He looked guilty. Cecily was sure he looked guilty, and she smiled for all she was worth and went right into his arms. She pressed her breasts onto his chest—Gwen was as flat as two peas on an ironing board, so Cecily didn't have to imagine the way his eyes widened in delight—and she said, "I love salmon. Why, in Minneapolis, we get fresh Atlantic salmon and I chomp it right down." She licked her lower lip.
Cousin Mario leaped away like her embrace scalded him. "This is Pacific salmon. Superior flavor and very healthy."
"That sounds absolutely . . . yummy." Cecily started along the gallery toward the kitchen where she could hear Gwen rattling the pans, and knew perfectly well he was watching her bottom in the tight black skirt.
"Stop!" he called.
With a taunting smile, she turned to face him. "Why, Cousin Mario, what is it?"
"We don't wear shoes in our house. Gwen reclaimed the hardwood floor from the original home, and heels such as yours can damage the finish." He frowned and looked toward the pantry.
She saw what he saw—tiny divots in the floor where she had already walked back and forth.
Her voice came out louder and more culpable than she intended "I can't walk around without the proper footwear. As a child, I suffered rheumatoid fever."
Gwen popped her head out of the kitchen. "Rheumatic fever?" She sounded incredulous.
"Yes! That! It damaged my heart, and I almost died! My poor father . . . I remember him holding me in his arms and crying. My circulation is terrifying."
Like a clown jack-in-the-box, Gwen disappeared again.
Cecily continued, "Sometimes my toenails turn blue. If I went barefoot, I would fer-eeze!"
Cousin Mario acted as if he hadn't quite heard her. Or he heard her and didn't care. "We have heated floors and slippers for our guests. What size do you wear?"
"I wouldn't dream of wearing someone else's slippers." Cecily shuddered in simulated horror. "Why, that would be as germ-laden as wearing rented bowling shoes. With my poor circulation"—maybe if she said it again, he would understand—"that would be incredibly dangerous."
Cousin Mario smiled in a rather steely fashion. "The slippers are new, of course, and we have different sizes. Please take off your heels before you do any more damage."
She looked down the half story into the living room. "This is such a beautiful house!"

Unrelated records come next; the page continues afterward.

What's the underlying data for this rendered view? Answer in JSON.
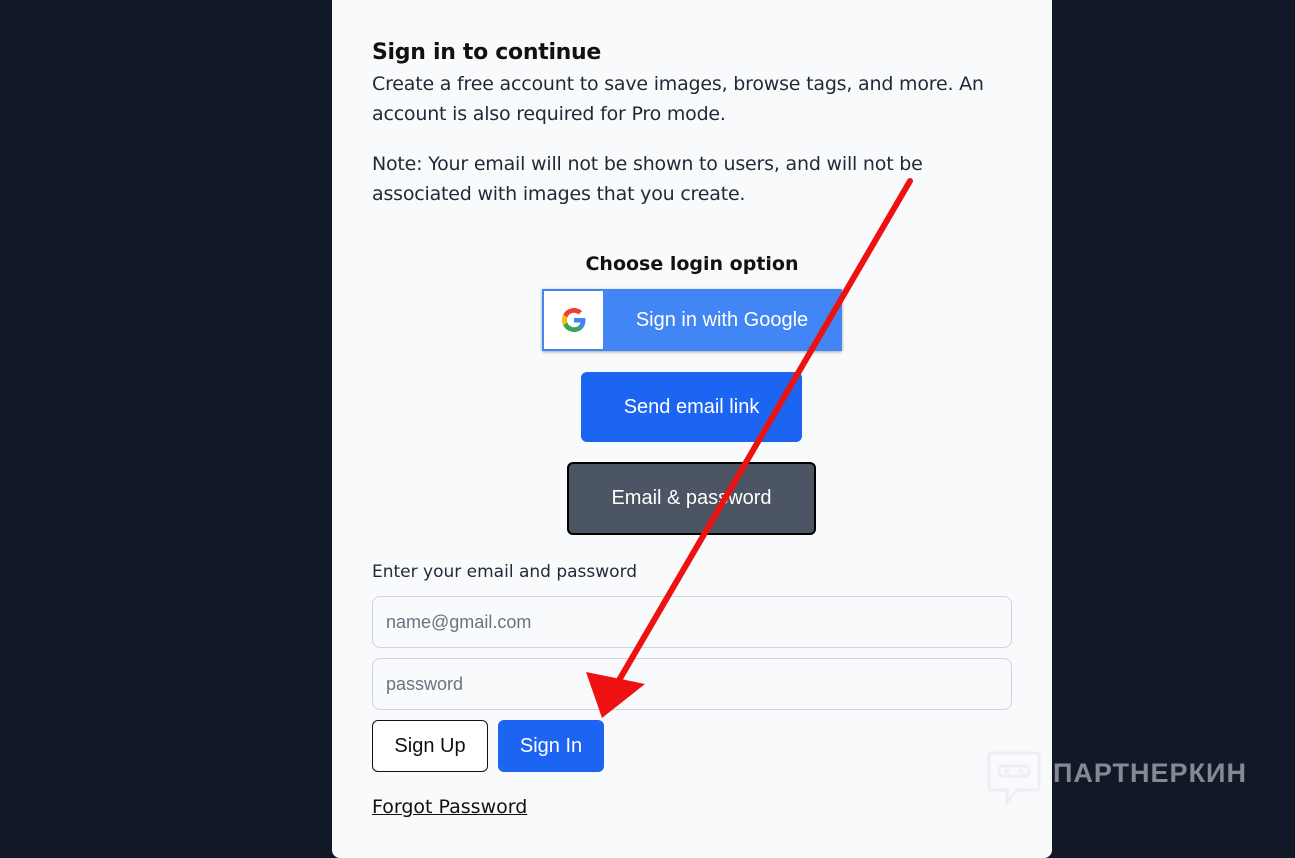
{
  "card": {
    "title": "Sign in to continue",
    "intro": "Create a free account to save images, browse tags, and more. An account is also required for Pro mode.",
    "note": "Note: Your email will not be shown to users, and will not be associated with images that you create."
  },
  "login_options": {
    "heading": "Choose login option",
    "google_label": "Sign in with Google",
    "google_icon": "google-g-icon",
    "email_link_label": "Send email link",
    "email_password_label": "Email & password"
  },
  "form": {
    "label": "Enter your email and password",
    "email_value": "",
    "email_placeholder": "name@gmail.com",
    "password_value": "",
    "password_placeholder": "password",
    "signup_label": "Sign Up",
    "signin_label": "Sign In",
    "forgot_label": "Forgot Password"
  },
  "annotation": {
    "arrow_color": "#ee1111",
    "arrow_target": "Sign In"
  },
  "watermark": {
    "text": "ПАРТНЕРКИН",
    "icon": "chat-bubble-mask-icon"
  },
  "colors": {
    "background": "#111827",
    "card": "#f9fafb",
    "primary": "#1c64f2",
    "google": "#4285f4",
    "secondary": "#4b5563"
  }
}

"Thank you." Cousin Mario looked at her feet. "When I was a young man in Italy, I worked in leather and shoes. I would say you wear a size nine."
"A size eight. I have small feet for my height!"
Landon, that loser, said, "I thought you wore a size nine, too."
She shot him a glare. "You know how it is. Sizes vary. There's no quality control anymore." She smiled at Mario. "Eight and a half."
He opened the coat closet, rummaged around, pulled out a box and brought out a pair of white scuffs.
She frowned. "Those look like something an old lady would wear."
"We also have soft-soled flip-flops, but those would bare your toes." Mario's eyes were big, soft and brown. "I would hate for your toenails to turn blue."
Was he teasing her? She would make him pay. "I'll take the flip-flops." She sighed when she saw them; they had a bow. But at least this way Mario could admire her pedicure. Leaning against the handrail, she said, "My back. I can't bend over. Cousin Mario, would you do it for me?"
"Of course." He knelt at her feet. He rather brusquely removed her heels and slid her feet into the flip-flops.
She spread her legs.
He got to see that she wore a thong; she knew it by the way he flushed and scrambled to his feet. Taking her stiletto heels down to the first floor, he placed them in a basket by the door.
She made her way into the kitchen, trying not to shuffle in those appalling slippers, and halted in dismay.
My God. Cousin Gwen not only couldn't dress with a lick of fashion, she was also a card-carrying member of the Absurdly Gaudy Decorative Tile Association. Her backsplash was matte gray subway tiles interspersed with mosaics of bright blue shiny ocean scenes. Why not fling in tiny pictures of the Little Mermaid, Prince Eric and Ursula while she was at it?
Cecily managed to sound breathless and admiring. "Cousin Gwen, did you have a decorator to help with this? Because I can't imagine how you would do this on your own."